For the new filter, researchers created a simplified photonic architecture with four main parts. First, a phase modulator serves as the input of the radio frequency signal, which modulates the electrical signal onto the optical domain. Next, the double-ring acts as a switch to shape the modulation format. An adjustable microring is the core unit for processing the signal. Finally, a photodetector serves as the output of the radio frequency signal and recovers the radio frequency signal from the optical signal.

“The greatest innovation here is breaking the barriers between devices and achieving mutual collaboration between them,” said Wang. “The collaborative operation of the double-ring and microring enables the realization of the intensity-consistent single-stage-adjustable cascaded-microring (ICSSA-CM) architecture. Owing to the high reconfigurability of the proposed ICSSA-CM, no extra radio frequency device is needed for the construction of various filtering functions, which simplifies the whole system composition.”

Demonstrating performance

To test the device, researchers used high-frequency probes to load a radio frequency signal into the chip and collected the recovered signal with a high-speed photodetector. They used an arbitrary waveform generator and directional antennas to simulate the generation of 2Gb/s high-speed wireless transmission signals and a high-speed oscilloscope to receive the processed signal. By comparing the results with and without using the filter, the researchers demonstrated the filter’s performance.

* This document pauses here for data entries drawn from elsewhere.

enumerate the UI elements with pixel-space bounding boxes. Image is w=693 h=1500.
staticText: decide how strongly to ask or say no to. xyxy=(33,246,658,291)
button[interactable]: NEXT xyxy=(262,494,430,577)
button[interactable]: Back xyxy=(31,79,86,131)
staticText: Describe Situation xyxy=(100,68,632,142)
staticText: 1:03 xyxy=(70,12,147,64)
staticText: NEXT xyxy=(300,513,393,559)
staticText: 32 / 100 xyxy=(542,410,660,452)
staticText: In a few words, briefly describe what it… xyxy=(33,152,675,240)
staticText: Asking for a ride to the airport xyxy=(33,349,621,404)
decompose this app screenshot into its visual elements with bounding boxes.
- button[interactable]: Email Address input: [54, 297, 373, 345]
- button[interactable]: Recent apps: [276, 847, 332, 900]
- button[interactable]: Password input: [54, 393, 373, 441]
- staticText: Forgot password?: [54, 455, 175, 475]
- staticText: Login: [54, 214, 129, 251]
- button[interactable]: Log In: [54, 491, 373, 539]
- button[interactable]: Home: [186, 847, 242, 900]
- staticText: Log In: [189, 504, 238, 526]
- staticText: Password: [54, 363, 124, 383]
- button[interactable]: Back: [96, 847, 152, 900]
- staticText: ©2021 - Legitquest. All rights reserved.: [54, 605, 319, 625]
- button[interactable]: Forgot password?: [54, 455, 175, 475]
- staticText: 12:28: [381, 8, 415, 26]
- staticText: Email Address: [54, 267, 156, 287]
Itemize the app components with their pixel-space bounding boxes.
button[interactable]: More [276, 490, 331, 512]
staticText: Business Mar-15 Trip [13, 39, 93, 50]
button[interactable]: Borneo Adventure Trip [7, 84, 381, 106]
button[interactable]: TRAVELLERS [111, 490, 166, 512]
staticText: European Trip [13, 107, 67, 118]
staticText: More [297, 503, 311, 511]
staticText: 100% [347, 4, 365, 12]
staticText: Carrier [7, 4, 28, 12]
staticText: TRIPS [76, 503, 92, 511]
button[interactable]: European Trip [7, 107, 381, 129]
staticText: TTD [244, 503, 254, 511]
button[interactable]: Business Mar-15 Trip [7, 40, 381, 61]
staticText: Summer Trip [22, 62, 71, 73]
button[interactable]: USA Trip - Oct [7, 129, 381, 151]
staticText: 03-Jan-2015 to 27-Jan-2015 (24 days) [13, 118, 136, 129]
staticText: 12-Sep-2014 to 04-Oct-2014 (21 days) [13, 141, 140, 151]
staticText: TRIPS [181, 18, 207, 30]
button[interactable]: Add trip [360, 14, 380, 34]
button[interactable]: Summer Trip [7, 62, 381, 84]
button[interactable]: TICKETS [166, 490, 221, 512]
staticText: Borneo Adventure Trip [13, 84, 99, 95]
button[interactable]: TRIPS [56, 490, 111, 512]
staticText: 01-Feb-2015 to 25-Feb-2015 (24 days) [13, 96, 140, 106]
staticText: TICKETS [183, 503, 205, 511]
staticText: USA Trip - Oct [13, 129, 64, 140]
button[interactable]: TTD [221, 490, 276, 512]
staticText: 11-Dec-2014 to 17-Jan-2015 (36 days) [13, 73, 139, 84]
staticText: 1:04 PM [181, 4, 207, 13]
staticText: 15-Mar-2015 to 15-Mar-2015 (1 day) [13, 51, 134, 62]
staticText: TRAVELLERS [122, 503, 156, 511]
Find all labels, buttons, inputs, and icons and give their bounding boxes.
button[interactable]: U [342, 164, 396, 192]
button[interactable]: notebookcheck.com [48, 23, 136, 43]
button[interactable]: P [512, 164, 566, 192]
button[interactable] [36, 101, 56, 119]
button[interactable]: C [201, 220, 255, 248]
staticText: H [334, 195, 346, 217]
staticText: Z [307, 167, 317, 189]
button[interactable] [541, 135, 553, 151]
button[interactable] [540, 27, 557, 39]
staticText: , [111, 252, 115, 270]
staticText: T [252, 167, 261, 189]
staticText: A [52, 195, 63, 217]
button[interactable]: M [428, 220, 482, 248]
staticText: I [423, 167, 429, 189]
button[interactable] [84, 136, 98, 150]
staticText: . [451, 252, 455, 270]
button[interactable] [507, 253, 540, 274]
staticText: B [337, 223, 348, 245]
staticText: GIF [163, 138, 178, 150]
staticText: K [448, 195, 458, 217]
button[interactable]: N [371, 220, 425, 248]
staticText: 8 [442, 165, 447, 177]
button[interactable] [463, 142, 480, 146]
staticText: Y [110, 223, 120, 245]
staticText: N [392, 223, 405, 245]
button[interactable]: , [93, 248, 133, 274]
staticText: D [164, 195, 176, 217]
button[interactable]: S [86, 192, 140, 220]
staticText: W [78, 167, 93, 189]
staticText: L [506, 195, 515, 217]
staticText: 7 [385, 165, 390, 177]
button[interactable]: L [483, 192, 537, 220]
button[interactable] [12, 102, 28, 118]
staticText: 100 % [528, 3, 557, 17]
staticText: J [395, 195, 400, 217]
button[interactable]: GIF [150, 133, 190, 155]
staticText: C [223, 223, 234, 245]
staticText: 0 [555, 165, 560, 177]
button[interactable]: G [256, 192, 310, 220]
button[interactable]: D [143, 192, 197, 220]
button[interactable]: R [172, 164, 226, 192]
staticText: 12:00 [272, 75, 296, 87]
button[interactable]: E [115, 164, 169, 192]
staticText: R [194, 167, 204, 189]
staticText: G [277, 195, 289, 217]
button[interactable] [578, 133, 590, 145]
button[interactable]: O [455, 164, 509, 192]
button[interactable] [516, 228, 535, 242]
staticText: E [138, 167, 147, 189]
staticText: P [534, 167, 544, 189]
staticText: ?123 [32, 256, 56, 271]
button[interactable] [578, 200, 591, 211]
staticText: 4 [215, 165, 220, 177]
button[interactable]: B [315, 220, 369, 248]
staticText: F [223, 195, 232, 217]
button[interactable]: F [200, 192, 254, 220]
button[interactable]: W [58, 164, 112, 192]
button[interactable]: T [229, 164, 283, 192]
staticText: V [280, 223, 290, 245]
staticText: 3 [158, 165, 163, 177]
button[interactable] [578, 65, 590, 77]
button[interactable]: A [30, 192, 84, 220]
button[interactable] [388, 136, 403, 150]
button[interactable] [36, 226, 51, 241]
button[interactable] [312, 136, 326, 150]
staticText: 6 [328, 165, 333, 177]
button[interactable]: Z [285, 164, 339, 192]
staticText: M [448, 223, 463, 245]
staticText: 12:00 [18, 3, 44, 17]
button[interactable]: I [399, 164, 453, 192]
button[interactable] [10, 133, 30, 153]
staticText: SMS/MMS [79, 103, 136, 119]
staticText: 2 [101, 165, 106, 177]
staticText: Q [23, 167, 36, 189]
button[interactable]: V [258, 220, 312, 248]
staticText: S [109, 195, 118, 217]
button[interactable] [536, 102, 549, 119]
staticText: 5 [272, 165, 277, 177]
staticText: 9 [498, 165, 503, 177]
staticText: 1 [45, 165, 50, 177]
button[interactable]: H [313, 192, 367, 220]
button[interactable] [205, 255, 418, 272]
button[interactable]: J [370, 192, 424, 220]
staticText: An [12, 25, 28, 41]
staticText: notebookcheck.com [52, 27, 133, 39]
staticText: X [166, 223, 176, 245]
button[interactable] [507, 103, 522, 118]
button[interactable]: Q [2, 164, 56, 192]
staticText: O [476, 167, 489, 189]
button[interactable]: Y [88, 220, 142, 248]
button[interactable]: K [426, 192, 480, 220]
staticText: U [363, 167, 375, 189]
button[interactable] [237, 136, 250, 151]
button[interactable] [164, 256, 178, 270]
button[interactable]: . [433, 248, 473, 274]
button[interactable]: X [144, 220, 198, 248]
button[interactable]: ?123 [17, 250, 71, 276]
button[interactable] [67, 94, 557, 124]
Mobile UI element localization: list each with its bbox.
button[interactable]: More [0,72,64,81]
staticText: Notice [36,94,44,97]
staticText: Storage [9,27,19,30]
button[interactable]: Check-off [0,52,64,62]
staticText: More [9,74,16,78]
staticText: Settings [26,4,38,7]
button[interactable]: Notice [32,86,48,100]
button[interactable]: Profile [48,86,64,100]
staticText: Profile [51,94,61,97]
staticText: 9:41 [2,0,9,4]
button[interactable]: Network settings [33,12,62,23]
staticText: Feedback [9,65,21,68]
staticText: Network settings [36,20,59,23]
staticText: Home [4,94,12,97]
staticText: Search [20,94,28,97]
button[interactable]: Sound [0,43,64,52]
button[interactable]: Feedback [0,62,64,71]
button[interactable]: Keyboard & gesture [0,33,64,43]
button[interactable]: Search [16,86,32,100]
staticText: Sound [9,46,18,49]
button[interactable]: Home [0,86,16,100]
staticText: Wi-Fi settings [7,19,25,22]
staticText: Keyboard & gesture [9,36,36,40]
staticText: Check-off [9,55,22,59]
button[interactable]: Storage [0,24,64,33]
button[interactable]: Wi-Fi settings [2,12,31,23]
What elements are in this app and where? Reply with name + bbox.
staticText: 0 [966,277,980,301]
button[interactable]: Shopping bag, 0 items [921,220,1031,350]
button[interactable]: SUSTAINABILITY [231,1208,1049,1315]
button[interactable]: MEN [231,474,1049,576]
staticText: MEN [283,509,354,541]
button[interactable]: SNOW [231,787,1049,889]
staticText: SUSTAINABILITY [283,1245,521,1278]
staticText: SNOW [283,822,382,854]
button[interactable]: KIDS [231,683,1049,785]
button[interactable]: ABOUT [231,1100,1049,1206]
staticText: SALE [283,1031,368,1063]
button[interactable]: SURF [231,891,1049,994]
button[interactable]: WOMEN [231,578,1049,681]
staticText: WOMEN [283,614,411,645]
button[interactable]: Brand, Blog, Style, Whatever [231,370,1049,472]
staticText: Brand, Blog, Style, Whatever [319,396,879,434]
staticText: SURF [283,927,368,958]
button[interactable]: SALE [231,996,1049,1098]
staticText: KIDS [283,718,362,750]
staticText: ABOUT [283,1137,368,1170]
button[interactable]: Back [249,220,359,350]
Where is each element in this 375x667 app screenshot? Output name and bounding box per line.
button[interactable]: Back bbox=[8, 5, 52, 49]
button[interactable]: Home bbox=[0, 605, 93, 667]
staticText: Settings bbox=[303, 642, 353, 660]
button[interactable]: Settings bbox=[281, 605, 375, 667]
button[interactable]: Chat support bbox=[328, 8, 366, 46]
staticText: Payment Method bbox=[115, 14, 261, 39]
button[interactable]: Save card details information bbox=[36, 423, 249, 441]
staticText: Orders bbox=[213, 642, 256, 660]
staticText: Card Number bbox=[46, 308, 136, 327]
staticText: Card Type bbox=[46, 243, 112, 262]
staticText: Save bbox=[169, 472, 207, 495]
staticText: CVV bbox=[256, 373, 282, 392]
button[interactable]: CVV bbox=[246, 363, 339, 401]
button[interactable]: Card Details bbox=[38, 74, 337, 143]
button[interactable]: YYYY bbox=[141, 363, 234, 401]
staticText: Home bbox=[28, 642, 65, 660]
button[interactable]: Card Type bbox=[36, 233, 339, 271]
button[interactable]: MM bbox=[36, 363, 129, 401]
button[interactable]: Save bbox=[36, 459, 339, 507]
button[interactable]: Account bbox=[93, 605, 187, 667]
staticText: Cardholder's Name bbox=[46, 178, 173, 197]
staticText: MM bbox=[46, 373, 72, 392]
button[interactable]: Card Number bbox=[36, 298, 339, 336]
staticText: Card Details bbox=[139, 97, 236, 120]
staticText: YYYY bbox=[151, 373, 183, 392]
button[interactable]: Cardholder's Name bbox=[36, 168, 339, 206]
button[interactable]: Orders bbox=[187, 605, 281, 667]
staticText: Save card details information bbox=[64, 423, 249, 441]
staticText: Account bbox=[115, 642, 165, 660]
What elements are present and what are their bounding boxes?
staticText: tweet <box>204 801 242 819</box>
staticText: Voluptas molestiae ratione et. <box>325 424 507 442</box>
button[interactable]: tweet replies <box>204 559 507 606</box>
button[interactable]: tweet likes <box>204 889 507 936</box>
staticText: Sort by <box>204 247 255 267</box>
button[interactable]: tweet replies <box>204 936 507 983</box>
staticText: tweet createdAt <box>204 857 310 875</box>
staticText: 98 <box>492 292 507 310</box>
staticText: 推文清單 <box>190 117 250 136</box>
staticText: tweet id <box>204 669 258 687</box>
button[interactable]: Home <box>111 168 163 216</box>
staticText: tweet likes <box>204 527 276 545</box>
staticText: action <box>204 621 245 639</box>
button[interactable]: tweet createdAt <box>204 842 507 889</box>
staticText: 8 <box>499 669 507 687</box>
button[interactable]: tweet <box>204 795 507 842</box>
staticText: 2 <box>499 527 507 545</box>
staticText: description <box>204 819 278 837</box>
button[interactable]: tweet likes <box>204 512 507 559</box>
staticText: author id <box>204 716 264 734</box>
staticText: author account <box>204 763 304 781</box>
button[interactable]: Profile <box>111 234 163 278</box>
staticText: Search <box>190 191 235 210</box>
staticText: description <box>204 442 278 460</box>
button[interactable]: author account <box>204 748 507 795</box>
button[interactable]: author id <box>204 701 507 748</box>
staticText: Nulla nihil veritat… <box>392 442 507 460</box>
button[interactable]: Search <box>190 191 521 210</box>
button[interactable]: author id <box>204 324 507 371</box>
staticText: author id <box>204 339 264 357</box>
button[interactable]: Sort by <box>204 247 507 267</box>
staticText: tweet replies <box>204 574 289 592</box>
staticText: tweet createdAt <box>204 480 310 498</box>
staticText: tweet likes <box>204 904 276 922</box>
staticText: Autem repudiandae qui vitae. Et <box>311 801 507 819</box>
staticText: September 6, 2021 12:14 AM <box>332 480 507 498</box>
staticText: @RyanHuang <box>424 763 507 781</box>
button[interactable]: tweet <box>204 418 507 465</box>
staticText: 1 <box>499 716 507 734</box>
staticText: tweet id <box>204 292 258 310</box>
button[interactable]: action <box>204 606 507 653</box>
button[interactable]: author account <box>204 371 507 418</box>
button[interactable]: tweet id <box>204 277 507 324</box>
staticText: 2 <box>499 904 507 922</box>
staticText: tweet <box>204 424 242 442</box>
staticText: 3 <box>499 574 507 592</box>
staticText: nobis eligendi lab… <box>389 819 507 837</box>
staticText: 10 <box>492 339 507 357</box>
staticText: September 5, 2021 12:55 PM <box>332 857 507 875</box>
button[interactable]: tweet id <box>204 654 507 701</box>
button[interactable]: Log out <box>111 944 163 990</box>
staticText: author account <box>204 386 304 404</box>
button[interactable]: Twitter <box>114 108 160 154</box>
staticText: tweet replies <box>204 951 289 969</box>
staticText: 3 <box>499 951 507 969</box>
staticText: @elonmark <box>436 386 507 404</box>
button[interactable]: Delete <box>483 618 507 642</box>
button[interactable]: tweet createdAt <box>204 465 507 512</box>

Overall, the findings show that the simplified photonic architecture achieves comparable performance with lower loss and system complexity compared with previous programmable integrated microwave photonic filters composed of hundreds of repeating units. This makes it more robust, energy-efficient, and easier to manufacture than previous devices.

The researchers plan to further optimize the modulator and improve the overall filter architecture to achieve a high dynamic range and low noise while ensuring high integration at both the device and system levels.